Define $$T: C[0,1] \rightarrow C[0,1]$$ as
$\displaystyle T(f(x))= \int_{0}^{1} \sin(x+y)f(y)dy$, then the dimension of the range space of $T$ is?. Can somebody help me to understand how to approach the problem.

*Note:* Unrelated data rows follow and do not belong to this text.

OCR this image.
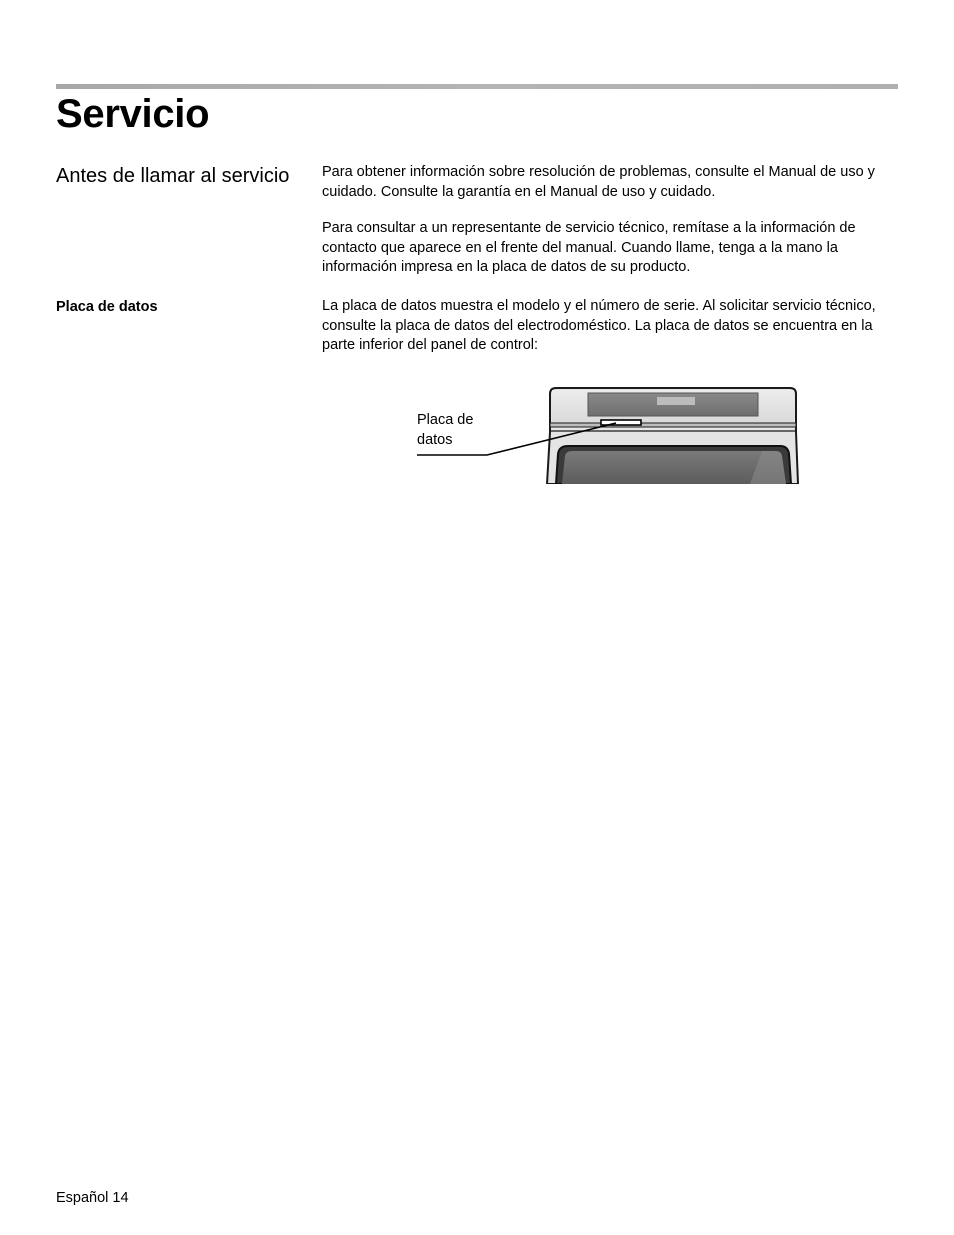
Servicio
Antes de llamar al servicio Para obtener información sobre resolución de problemas, consulte el Manual de uso y cuidado. Consulte la garantía en el Manual de uso y cuidado.

Para consultar a un representante de servicio técnico, remítase a la información de contacto que aparece en el frente del manual. Cuando llame, tenga a la mano la información impresa en la placa de datos de su producto.

Placa de datos	La placa de datos muestra el modelo y el número de serie. Al solicitar servicio técnico, consulte la placa de datos del electrodoméstico. La placa de datos se encuentra en la parte inferior del panel de control:

Placa de datos

Español 14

If it would have been a finite dimensional space i would have found out the nullity and then substracted it from the dimension of the domain but here this is not the case
On
You have $$ \sin(x+y)=\sin x\,\cos y+ \cos x\,\sin y. $$ So $$ Tf(x)=\left(\int_0^1\cos y\,f(y)\,dy\right)\,\sin x+\left(\int_0^1\sin y\,f(y)\,dy\right)\,\cos x. $$ Thus $Tf$ is a linear combination of the two functions $\sin x$ and $\cos x$, and its range has dimension $2$.
On
Since
$\sin (x + y) = (\sin x) (\cos y) + (\cos x) (\sin y), \tag 1$
we have, for any $f(x) \in C[0, 1]$,
$T(f(x)) = \displaystyle \int_0^1 (\sin (x + y))f(y)\; dy = \int_0^1 (\sin x) (\cos y)f(y)\;dy + \int_0^1 (\cos x) (\sin y)f(y)\;dy$ $= \displaystyle \sin x \int_0^1 (\cos y)f(y)\;dy + \cos x \int_0^1 (\sin y)f(y)\;dy, \tag 2$
which shows that
$\dim \text{Range}(T) \le 2; \tag 3$
since $\cos x$ and $\sin x$ are linearly independent, it is easy to see that equality must hold in (3), since there exist $g, h \in C[0, 1]$ with
$\displaystyle \int_0^1 (\cos y) g(y) \ne 0, \; \int_0^1 (\sin y) g(y) = 0, \tag{4}$
and
$\displaystyle \int_0^1 (\cos y) h(y) = 0, \; \int_0^1 (\sin y) h(y) \ne 0. \tag{5}$
Hint: \begin{align} \int^1_0 \sin(x+y)y^n\ dy =&\ \int^1_0 \sin(x)\cos(y) y^n+\cos(x)\sin(y)y^n\ dy \\ =&\ \left(\int^1_0y^n\cos y\ dy\right)\sin x+\left(\int^1_0 y^n \sin y\ dy \right) \cos(x) \end{align}
So...the dimension of the range is finite.